Guard.
He had commanded Dari with his mind-talents that day, and stopped her from changing. It had been an accident born of fear and worry—but if he had done it once, perhaps he could do it again. He had to take some sort of action, or both he and Blath would pay with their lives, and who knew what would become of Dari.
Aron closed his own eyes, took a deep breath of hot air and Sabor sweat and ash, and forced himself through the Veil. Almost as fast, he separated his awareness from the body Blath protected with her own, and let his essence drift upward, slowly, controlled, until he guessed he was at the same level as the dragon’s open mouth. The pound of his heart sounded like wild drums to his enhanced awareness, and the stench of smoke and the most acrid scale-oil he had ever experienced nearly overwhelmed him.
He forced his eyes open, and found himself face-to-face with an enormous white dragon that seemed even more fearsome on the other side of the Veil.

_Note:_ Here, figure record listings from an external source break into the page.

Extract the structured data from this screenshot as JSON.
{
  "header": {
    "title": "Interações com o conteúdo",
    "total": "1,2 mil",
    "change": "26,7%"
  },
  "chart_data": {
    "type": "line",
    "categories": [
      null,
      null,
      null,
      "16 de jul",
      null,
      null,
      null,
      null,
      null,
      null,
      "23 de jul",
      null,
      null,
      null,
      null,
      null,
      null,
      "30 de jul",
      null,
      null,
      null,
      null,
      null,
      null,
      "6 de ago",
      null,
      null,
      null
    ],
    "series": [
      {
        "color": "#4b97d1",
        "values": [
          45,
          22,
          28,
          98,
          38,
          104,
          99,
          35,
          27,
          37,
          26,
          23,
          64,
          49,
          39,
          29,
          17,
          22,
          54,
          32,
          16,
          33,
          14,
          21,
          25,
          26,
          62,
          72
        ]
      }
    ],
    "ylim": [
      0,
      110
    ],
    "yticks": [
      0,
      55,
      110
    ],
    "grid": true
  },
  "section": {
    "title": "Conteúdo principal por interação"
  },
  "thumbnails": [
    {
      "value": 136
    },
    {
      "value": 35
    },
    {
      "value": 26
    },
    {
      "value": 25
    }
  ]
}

Now he could see that the dark patterns on its legs and neck were deep green swirls almost identical to the benedets of a Stone High Master. Aron could sense the fire inside the beast, feel it like a crackling pain flowing across his essence, and he understood that Stone must have modeled the marks given to its most deadly members after the appearance of these unbelievably powerful creatures.

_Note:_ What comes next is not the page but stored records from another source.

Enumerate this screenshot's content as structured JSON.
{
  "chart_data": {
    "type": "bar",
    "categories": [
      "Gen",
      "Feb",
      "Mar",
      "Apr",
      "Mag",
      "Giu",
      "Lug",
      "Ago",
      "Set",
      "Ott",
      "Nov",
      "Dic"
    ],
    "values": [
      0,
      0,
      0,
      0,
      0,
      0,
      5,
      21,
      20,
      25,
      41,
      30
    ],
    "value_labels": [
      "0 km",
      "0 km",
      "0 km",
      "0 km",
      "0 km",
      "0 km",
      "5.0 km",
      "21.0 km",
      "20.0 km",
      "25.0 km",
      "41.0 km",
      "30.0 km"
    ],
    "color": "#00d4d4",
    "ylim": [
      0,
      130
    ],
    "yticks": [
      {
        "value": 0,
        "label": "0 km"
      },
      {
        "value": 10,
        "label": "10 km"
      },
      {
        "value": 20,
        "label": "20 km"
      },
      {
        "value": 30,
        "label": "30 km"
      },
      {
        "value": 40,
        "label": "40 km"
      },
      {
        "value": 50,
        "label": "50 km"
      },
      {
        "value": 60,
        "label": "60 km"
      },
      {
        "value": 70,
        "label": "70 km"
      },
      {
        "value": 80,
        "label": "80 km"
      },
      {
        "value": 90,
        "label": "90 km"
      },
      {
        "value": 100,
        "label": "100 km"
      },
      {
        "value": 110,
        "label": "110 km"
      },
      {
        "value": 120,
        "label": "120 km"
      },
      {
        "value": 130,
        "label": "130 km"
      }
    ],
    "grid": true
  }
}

The intelligence in the dragon’s eyes was animalistic and heartless. Aron could tell it cared nothing for anything outside itself and its own kind. It could strike at him in the real world, or on this side of the Veil. Somehow, it lived in both places.
Stregan, Aron thought, not bothering to shield the word and keep it private.
The force and loudness of his own mental voice surprised him, and he was suddenly concerned that anyone in Eyrie possessed of any legacy might have heard him.
The creature paused in its fire-roaring attack and gazed at him with something like menace mixed with respect, because it had heard him. And on some fundamental level, it understood that he was brash enough to address it as an equal.
He centered himself as quickly as he could, focused his mental energy, and projected the full weight of his own graal into his next word.
“Dari.”
As he spoke the syllables aloud and in his mind, as he heard his call reverberate around them, he focused on an image of Dari as he knew her, and willed that image to be reality.
The Stregan didn’t change, except to pull its fearsome mouth wider. Hooked teeth flashed, and more smoke and flames tumbled forth. On this side of the Veil, the flames seemed to crackle in slow motion, with a sound like dozens of trees being bashed in half at the trunks.
Aron shoved back his own fears, lest he make them as real as the dragon he faced. “Dari.”
This time, he spoke with even more force.
The Stregan still didn’t react to his command, and when the flames struck him, he felt a wicked, terrifying heat that didn’t kill him only because Blath had hold of his physical body. On some level, Aron could sense that the color in the Sabor’s skin was more than just pigment, but something like a repelling force or charge, dissipating the effects of Stregan fire.
For now. The shield was definitely waning.
Panic competed with determination as Aron once more gathered his essence for counterattack. He let instinct guide him and threw his awareness forward, much as Tia Snakekiller had struck at him with her dangerous hood snake illusion. A harsh, hot jolt told Aron his energy had made contact with that of the Stregan before him—an instant before a crushing pressure on his essence nearly exploded his mind like an egg beneath a massive, falling stone.
He hurled his will against the multicolored pressure with the entire force of his being, and his whole mind insisted, “Dari!”
At the same instant, he imagined himself reaching inside the great dragon, finding the soul of the girl he wanted, the girl he knew, seizing hold of her shoulders, and hauling her straight out of the scales and teeth and wings and flames threatening to consume him.
He touched something—what, he couldn’t say—
And his mind blasted outward in fragments of light and bright color and terrible, hissing fire—
And there was nothing now, nothing but flying, so high Aron knew he would never touch the ground again.